Bu arada ben 1972 yılında, yani 17 yaşımda, üniversite tahsili görmek üzere yurt dışına çıktım. Bir yıl İsviçre’de kaldıktan sonra Massachusetts Institute of Technology’ye kabul edildim ve Amerika’ya gittim. MIT’nin öğrencileri bizde “inek” tabir edilen cinstendir, zaten olmayanlar baskıya bir ay dayanamazlar. Student Center Library adında, günde 24 saat, senede 365 gün açık olan bir kütüphanesi vardı okulun, ben de orada epey vakit geçirirdim. Kütüphaneye girer girmez sağ tarafta gazete ve dergilerin teşhir edildiği raflar vardı. 1973 yılının sonbaharında olmalı, günün birinde bu raflarda Armenian Weekly diye bir gazeteye rastladım, kocaman puntolu manşetteki iki kelime beni hayretler içinde bıraktı: “Ottoman” ve “Genocide”, yani “Osmanlı” ve “Soykırım”. Derhal gazeteyi aldım, okudum. Ve ilk tepkim şu oldu: “Böyle bir şey olmuş olamaz, olmuş olsaydı mutlaka haberim olurdu. O halde bunlar yalan söylüyor.”
Gerçi 1973 Ocağında Los Angeles’te Gourgen Yanikian adında Erzurum doğumlu bir Ermeni iki Türk hariciyecisini öldürmüştü, ama o olayı münferit sanmış, 77 yaşını aşmış birinin aklını yitirmesine yormuştum. O nedenle de Osmanlı döneminde Ermeniler’e soykırım uygulanmış olduğu bilgisine hiç hazırlıklı değildim. Nitekim bunu kabullenmem birkaç yıl aldı. Türkiye’de birçok kişi gibi önce “olmadı”, sonra “olduysa da soykırım değildi”, “onlar da bizi kesti” gibi düşüncelerle mücadele ettim. Sonra bir gün annemin, Osmanlı ordusuyla Doğu Cephesi’nde savaşmış olan dayısının hazırlayıp kendisine hediye ettiği fotoğraf albümünü gördüm. İçinde bir tanecik fotoğraf vardı bütün şüphelerimi gideren: İyice solmuştu ama 7-8 yaşında bir kız çocuğunun cesedi olduğu çok belliydi. Anneme “İşte bu Ermeni kızı gelip bizden yardım istemişti, ama yardım edemedik, ertesi gün de böyle cesedini bulduk” diye anlatmış. Benim hikâyem bu.

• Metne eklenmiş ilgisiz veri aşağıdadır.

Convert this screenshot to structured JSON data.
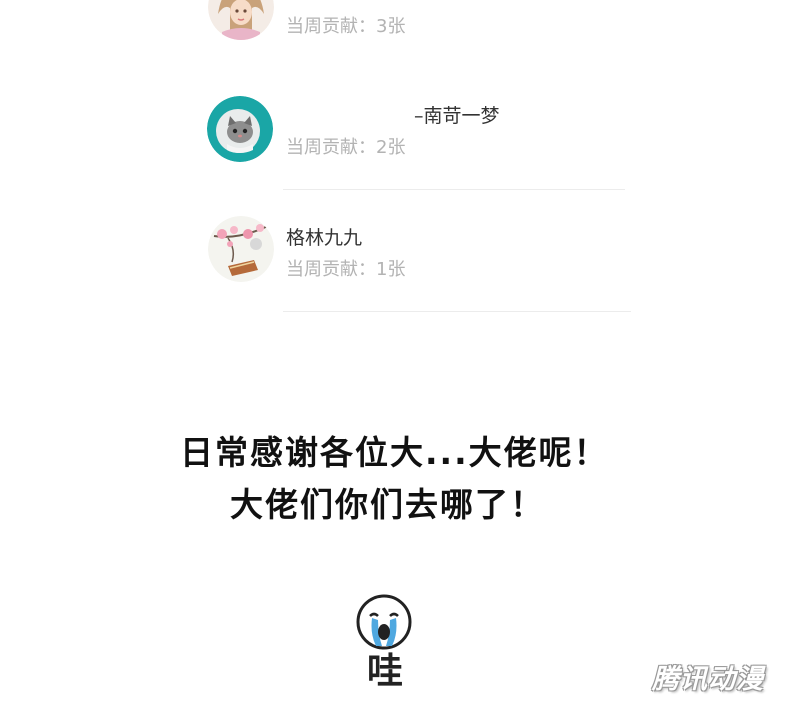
{
  "ranking": {
    "entries": [
      {
        "name": "",
        "contribution": "当周贡献：3张",
        "avatar_icon": "girl-portrait-avatar-icon"
      },
      {
        "name": "–南苛一梦",
        "contribution": "当周贡献：2张",
        "avatar_icon": "cat-avatar-icon",
        "accent": "#1aa6a6"
      },
      {
        "name": "格林九九",
        "contribution": "当周贡献：1张",
        "avatar_icon": "plum-blossom-avatar-icon"
      }
    ]
  },
  "message": {
    "line1": "日常感谢各位大...大佬呢！",
    "line2": "大佬们你们去哪了！"
  },
  "sticker": {
    "icon": "crying-face-sticker-icon",
    "text": "哇"
  },
  "watermark": {
    "text": "腾讯动漫"
  }
}
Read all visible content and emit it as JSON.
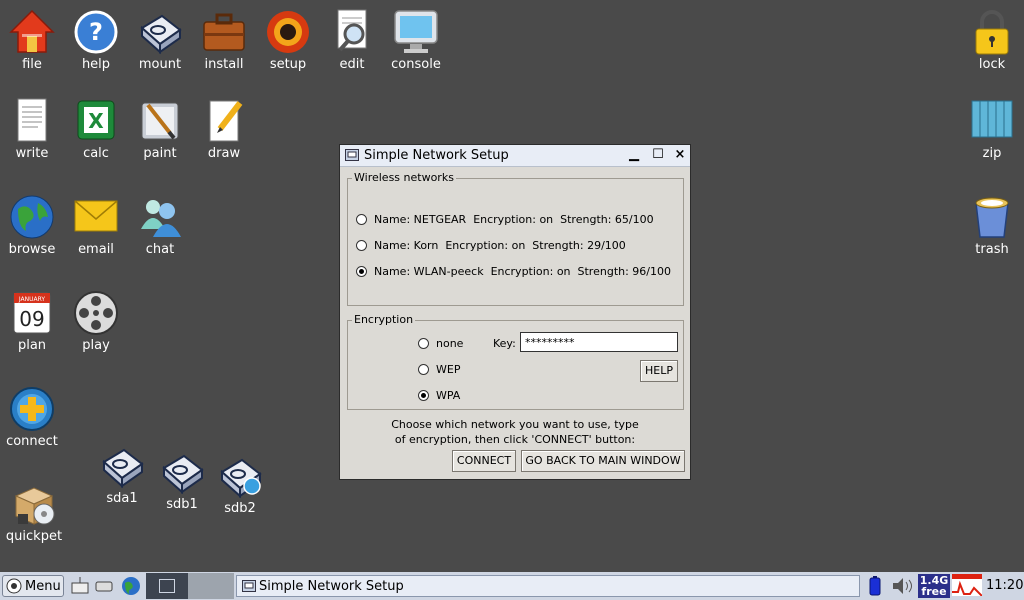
{
  "desktop": {
    "icons": [
      {
        "label": "file"
      },
      {
        "label": "help"
      },
      {
        "label": "mount"
      },
      {
        "label": "install"
      },
      {
        "label": "setup"
      },
      {
        "label": "edit"
      },
      {
        "label": "console"
      },
      {
        "label": "lock"
      },
      {
        "label": "write"
      },
      {
        "label": "calc"
      },
      {
        "label": "paint"
      },
      {
        "label": "draw"
      },
      {
        "label": "zip"
      },
      {
        "label": "browse"
      },
      {
        "label": "email"
      },
      {
        "label": "chat"
      },
      {
        "label": "trash"
      },
      {
        "label": "plan"
      },
      {
        "label": "play"
      },
      {
        "label": "connect"
      },
      {
        "label": "sda1"
      },
      {
        "label": "sdb1"
      },
      {
        "label": "sdb2"
      },
      {
        "label": "quickpet"
      }
    ],
    "plan_icon": {
      "month": "JANUARY",
      "day": "09"
    }
  },
  "window": {
    "title": "Simple Network Setup",
    "controls": {
      "minimize": "▁",
      "maximize": "☐",
      "close": "×"
    },
    "wireless": {
      "legend": "Wireless networks",
      "networks": [
        {
          "text": "Name: NETGEAR  Encryption: on  Strength: 65/100",
          "selected": false
        },
        {
          "text": "Name: Korn  Encryption: on  Strength: 29/100",
          "selected": false
        },
        {
          "text": "Name: WLAN-peeck  Encryption: on  Strength: 96/100",
          "selected": true
        }
      ]
    },
    "encryption": {
      "legend": "Encryption",
      "options": [
        {
          "label": "none",
          "selected": false
        },
        {
          "label": "WEP",
          "selected": false
        },
        {
          "label": "WPA",
          "selected": true
        }
      ],
      "key_label": "Key:",
      "key_value": "*********",
      "help_label": "HELP"
    },
    "instructions_line1": "Choose which network you want to use, type",
    "instructions_line2": "of encryption, then click 'CONNECT' button:",
    "connect_label": "CONNECT",
    "back_label": "GO BACK TO MAIN WINDOW"
  },
  "taskbar": {
    "menu_label": "Menu",
    "task_title": "Simple Network Setup",
    "free_top": "1.4G",
    "free_bottom": "free",
    "clock": "11:20"
  },
  "colors": {
    "desktop": "#4a4a4a",
    "taskbar": "#cfd6e3",
    "window": "#dcdad5"
  }
}
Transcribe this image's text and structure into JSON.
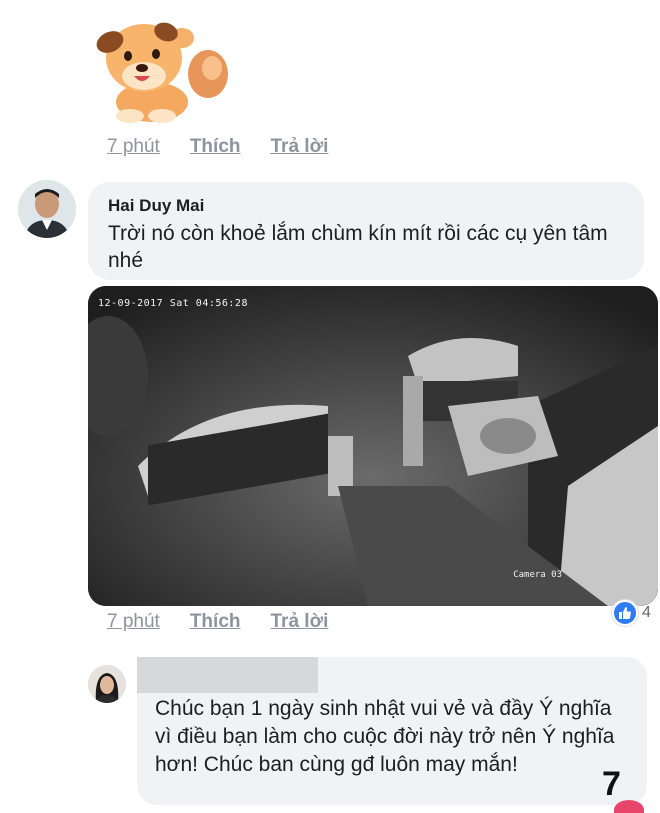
{
  "comment1": {
    "actions": {
      "time": "7 phút",
      "like": "Thích",
      "reply": "Trả lời"
    }
  },
  "comment2": {
    "author": "Hai Duy Mai",
    "text": "Trời nó còn khoẻ lắm chùm kín mít rồi các cụ yên tâm nhé",
    "cctv": {
      "timestamp": "12-09-2017 Sat 04:56:28",
      "camera": "Camera 03"
    },
    "actions": {
      "time": "7 phút",
      "like": "Thích",
      "reply": "Trả lời"
    },
    "reaction": {
      "icon": "like-icon",
      "count": "4",
      "color": "#2e7cf6"
    }
  },
  "comment3": {
    "text": "Chúc bạn 1 ngày sinh nhật vui vẻ và đầy Ý nghĩa vì điều bạn làm cho cuộc đời này trở nên Ý nghĩa hơn! Chúc ban cùng gđ luôn may mắn!"
  },
  "page_number": "7"
}
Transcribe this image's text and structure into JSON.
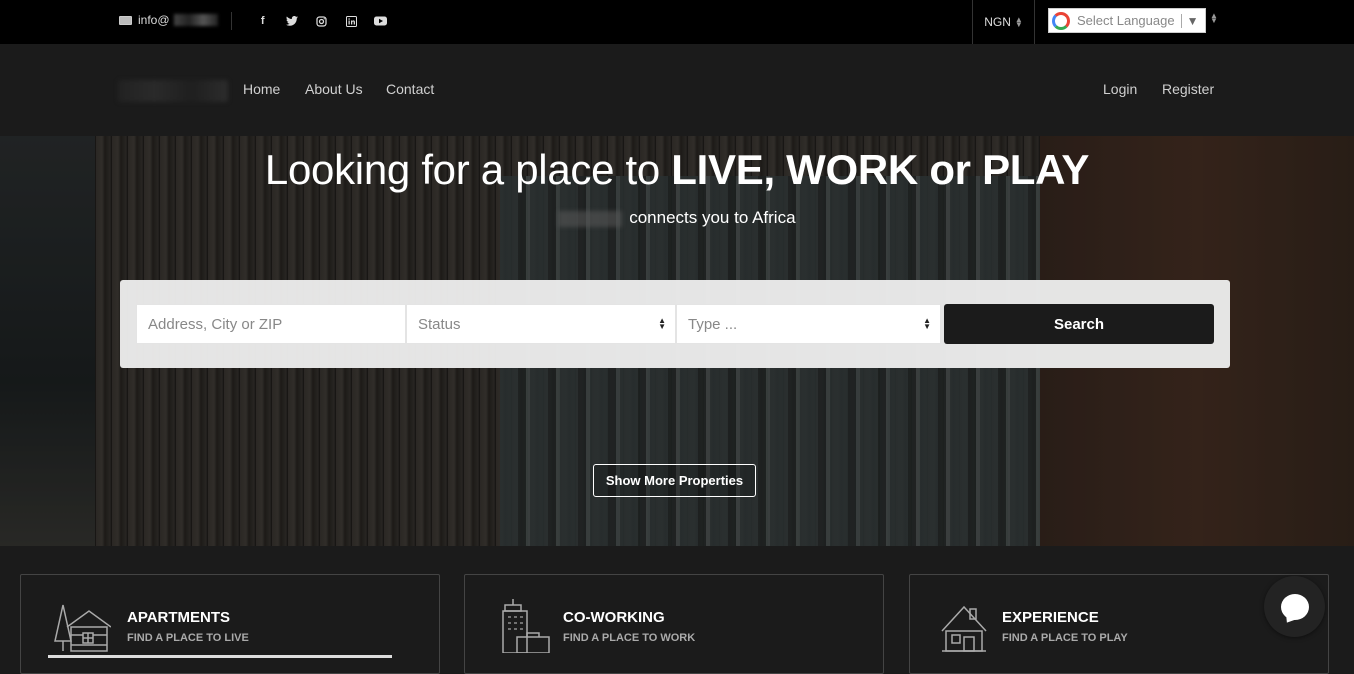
{
  "topbar": {
    "email_label": "info@",
    "social_icons": [
      "facebook-icon",
      "twitter-icon",
      "instagram-icon",
      "linkedin-icon",
      "youtube-icon"
    ],
    "social_glyphs": [
      "f",
      "t",
      "o",
      "in",
      "▶"
    ],
    "currency": "NGN",
    "language_select": "Select Language",
    "language_arrow": "▼"
  },
  "nav": {
    "links": [
      "Home",
      "About Us",
      "Contact"
    ],
    "login": "Login",
    "register": "Register"
  },
  "hero": {
    "title_prefix": "Looking for a place to ",
    "title_bold": "LIVE, WORK or PLAY",
    "subtitle": "connects you to Africa"
  },
  "search": {
    "address_placeholder": "Address, City or ZIP",
    "status_value": "Status",
    "type_value": "Type ...",
    "button_label": "Search"
  },
  "show_more_label": "Show More Properties",
  "cards": [
    {
      "title": "APARTMENTS",
      "subtitle": "FIND A PLACE TO LIVE",
      "icon": "cabin-icon"
    },
    {
      "title": "CO-WORKING",
      "subtitle": "FIND A PLACE TO WORK",
      "icon": "office-building-icon"
    },
    {
      "title": "EXPERIENCE",
      "subtitle": "FIND A PLACE TO PLAY",
      "icon": "house-icon"
    }
  ],
  "colors": {
    "topbar_bg": "#000000",
    "nav_bg": "#1b1b1b",
    "search_button_bg": "#1b1b1b",
    "search_panel_bg": "#ebebeb"
  }
}
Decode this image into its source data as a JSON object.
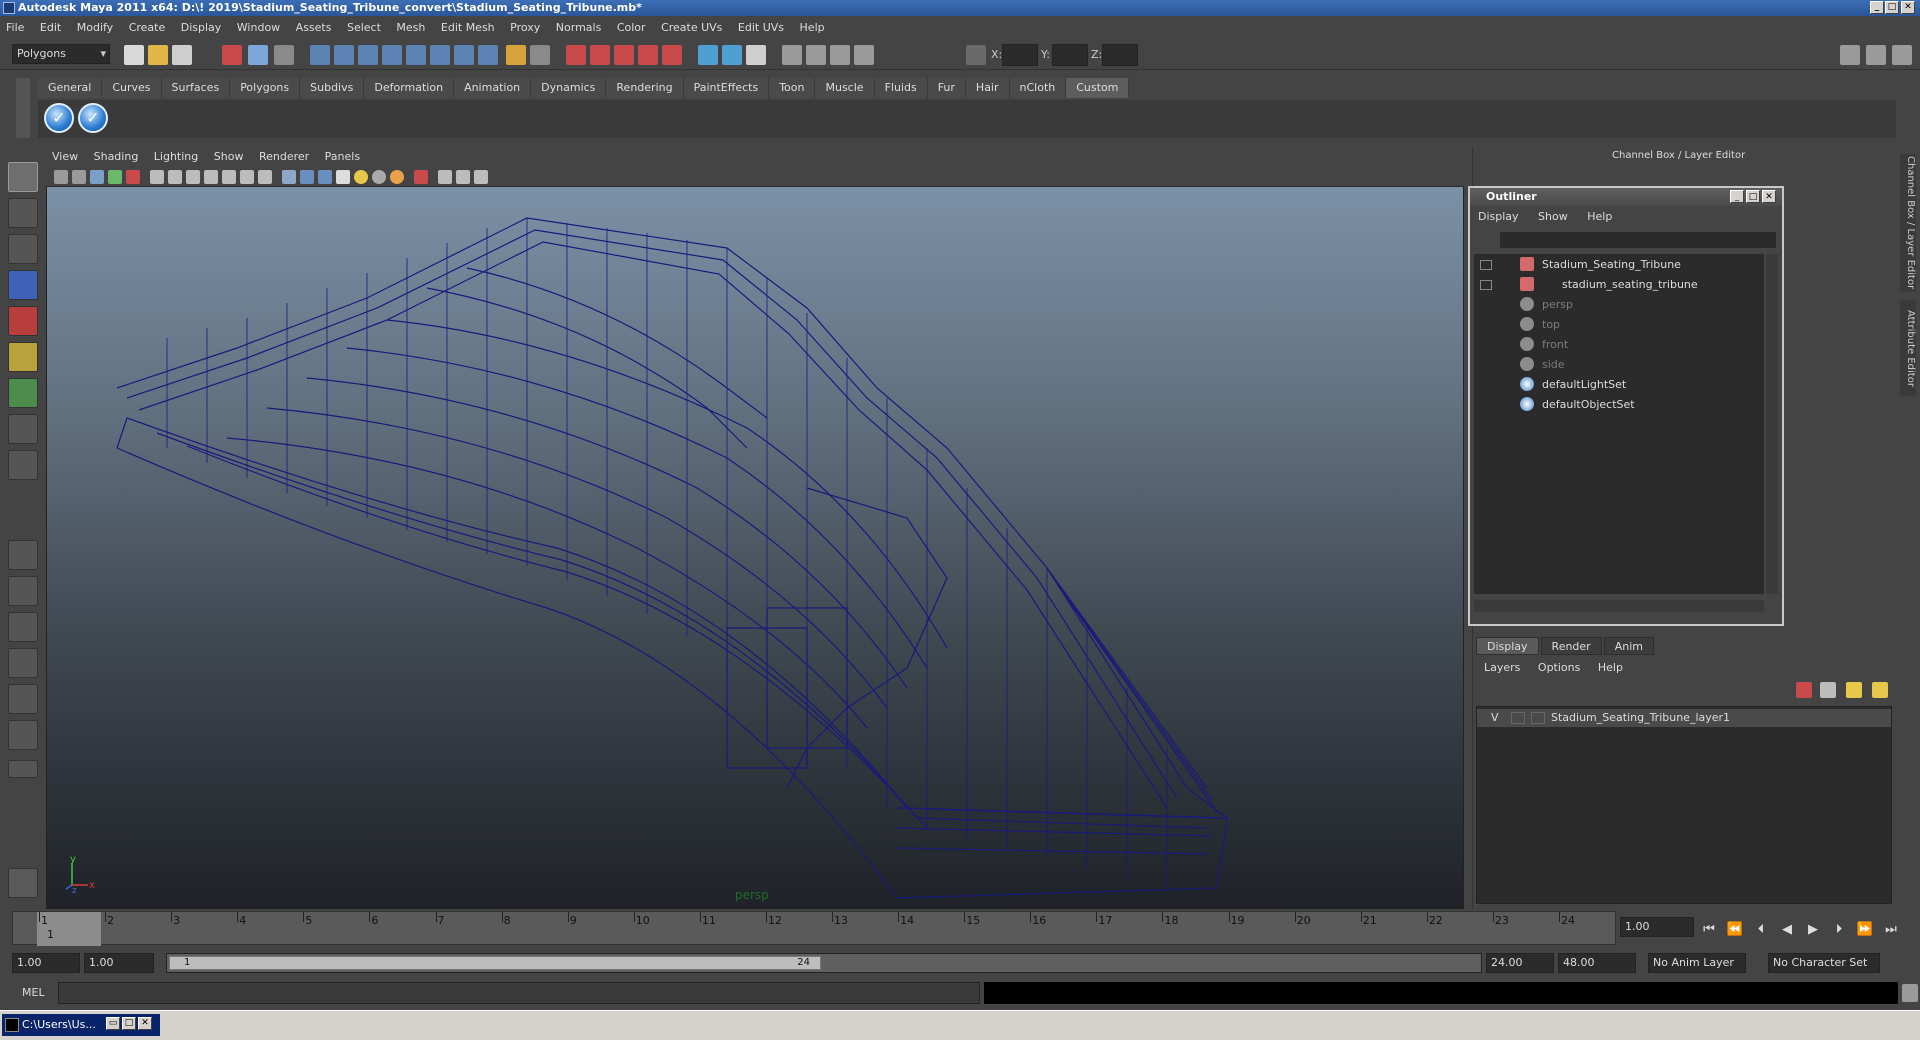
{
  "window": {
    "title": "Autodesk Maya 2011 x64: D:\\! 2019\\Stadium_Seating_Tribune_convert\\Stadium_Seating_Tribune.mb*"
  },
  "menubar": [
    "File",
    "Edit",
    "Modify",
    "Create",
    "Display",
    "Window",
    "Assets",
    "Select",
    "Mesh",
    "Edit Mesh",
    "Proxy",
    "Normals",
    "Color",
    "Create UVs",
    "Edit UVs",
    "Help"
  ],
  "statusline": {
    "mode": "Polygons",
    "x_label": "X:",
    "y_label": "Y:",
    "z_label": "Z:"
  },
  "shelf": {
    "tabs": [
      "General",
      "Curves",
      "Surfaces",
      "Polygons",
      "Subdivs",
      "Deformation",
      "Animation",
      "Dynamics",
      "Rendering",
      "PaintEffects",
      "Toon",
      "Muscle",
      "Fluids",
      "Fur",
      "Hair",
      "nCloth",
      "Custom"
    ],
    "active_tab": "Custom",
    "buttons": [
      "check-icon",
      "check-icon"
    ]
  },
  "viewport": {
    "menu": [
      "View",
      "Shading",
      "Lighting",
      "Show",
      "Renderer",
      "Panels"
    ],
    "camera_label": "persp",
    "axis": {
      "y": "y",
      "x": "x",
      "z": "z"
    },
    "wire_color": "#1a1a7a"
  },
  "right_panel": {
    "title": "Channel Box / Layer Editor",
    "side_tabs": [
      "Channel Box / Layer Editor",
      "Attribute Editor"
    ]
  },
  "outliner": {
    "title": "Outliner",
    "menu": [
      "Display",
      "Show",
      "Help"
    ],
    "items": [
      {
        "label": "Stadium_Seating_Tribune",
        "dim": false
      },
      {
        "label": "stadium_seating_tribune",
        "dim": false
      },
      {
        "label": "persp",
        "dim": true
      },
      {
        "label": "top",
        "dim": true
      },
      {
        "label": "front",
        "dim": true
      },
      {
        "label": "side",
        "dim": true
      },
      {
        "label": "defaultLightSet",
        "dim": false
      },
      {
        "label": "defaultObjectSet",
        "dim": false
      }
    ]
  },
  "layer_editor": {
    "tabs": [
      "Display",
      "Render",
      "Anim"
    ],
    "active_tab": "Display",
    "menu": [
      "Layers",
      "Options",
      "Help"
    ],
    "layers": [
      {
        "visible": "V",
        "name": "Stadium_Seating_Tribune_layer1"
      }
    ]
  },
  "timeline": {
    "ticks": [
      "1",
      "2",
      "3",
      "4",
      "5",
      "6",
      "7",
      "8",
      "9",
      "10",
      "11",
      "12",
      "13",
      "14",
      "15",
      "16",
      "17",
      "18",
      "19",
      "20",
      "21",
      "22",
      "23",
      "24"
    ],
    "current_frame": "1",
    "current_time": "1.00"
  },
  "range": {
    "start": "1.00",
    "anim_start": "1.00",
    "range_start": "1",
    "range_end": "24",
    "anim_end": "24.00",
    "end": "48.00",
    "anim_layer": "No Anim Layer",
    "char_set": "No Character Set"
  },
  "cmdline": {
    "label": "MEL"
  },
  "taskbar": {
    "item": "C:\\Users\\Us..."
  }
}
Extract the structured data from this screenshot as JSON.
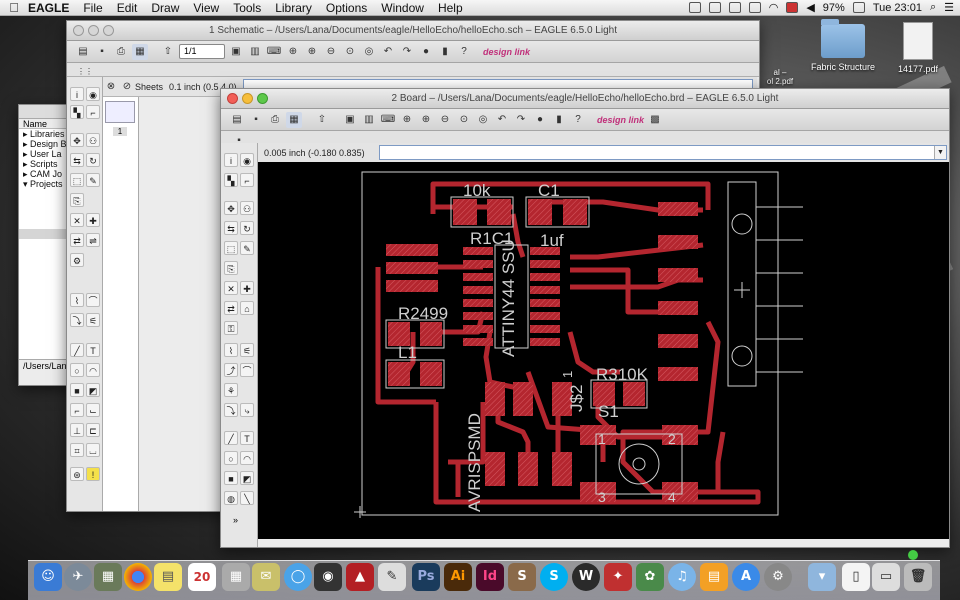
{
  "menubar": {
    "apple": "",
    "app_name": "EAGLE",
    "menus": [
      "File",
      "Edit",
      "Draw",
      "View",
      "Tools",
      "Library",
      "Options",
      "Window",
      "Help"
    ],
    "battery": "97%",
    "clock": "Tue 23:01"
  },
  "desktop": {
    "icons": [
      {
        "label": "Fabric Structure",
        "type": "folder-icon"
      },
      {
        "label": "14177.pdf",
        "type": "document-icon"
      },
      {
        "label": "al –",
        "type": "document-icon"
      },
      {
        "label": "ol 2.pdf",
        "type": "document-icon"
      }
    ]
  },
  "explorer": {
    "column_header": "Name",
    "items": [
      "Libraries",
      "Design B",
      "User La",
      "Scripts",
      "CAM Jo",
      "Projects"
    ],
    "path": "/Users/Lana/"
  },
  "schematic": {
    "title": "1 Schematic – /Users/Lana/Documents/eagle/HelloEcho/helloEcho.sch – EAGLE 6.5.0 Light",
    "sheet_combo": "1/1",
    "sheets_label": "Sheets",
    "coord": "0.1 inch (0.5 4.0)",
    "sheet_number": "1",
    "brand": "design link"
  },
  "board": {
    "title": "2 Board – /Users/Lana/Documents/eagle/HelloEcho/helloEcho.brd – EAGLE 6.5.0 Light",
    "coord": "0.005 inch (-0.180 0.835)",
    "brand": "design link",
    "labels": {
      "r1": "10k",
      "c1": "C1",
      "ric1": "R1C1",
      "uf": "1uf",
      "r2": "R2499",
      "l1": "L1",
      "ic": "ATTINY44 SSU",
      "r3": "R310K",
      "s1": "S1",
      "j": "J$2",
      "avr": "AVRISPSMD",
      "one": "1",
      "p1": "1",
      "p2": "2",
      "p3": "3",
      "p4": "4"
    }
  },
  "dock": {
    "apps": [
      "Ps",
      "Ai",
      "Id",
      "S",
      "S",
      "W",
      "20"
    ]
  },
  "colors": {
    "trace": "#b4262f",
    "pad": "#b4262f",
    "silk": "#cfcfcf",
    "board_bg": "#000000"
  }
}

Hâlâ soykırım olmamıştır diyenler, Türkiye Cumhuriyeti’nin 31 Temmuz 1950’de imzalayıp taraf olduğu Soykırım Antlaşması’nın ikinci maddesinin c fıkrasına (“deliberately inflicting on the group conditions of life calculated to bring about its physical destruction in whole or in part”) bir baksınlar. Ermeniler’e yapılanı aynen tarif ediyor. Benim soykırım olduğuna o zamanlar inanmamam, hiç duymamış olduğum bir olayın yaşanmış olamayacağını düşünen bir kibir abidesi olmamdan ileri geliyordu. Şimdiki Türkiye Cumhuriyeti vatandaşlarının böyle bir ‘mazeret’i yok.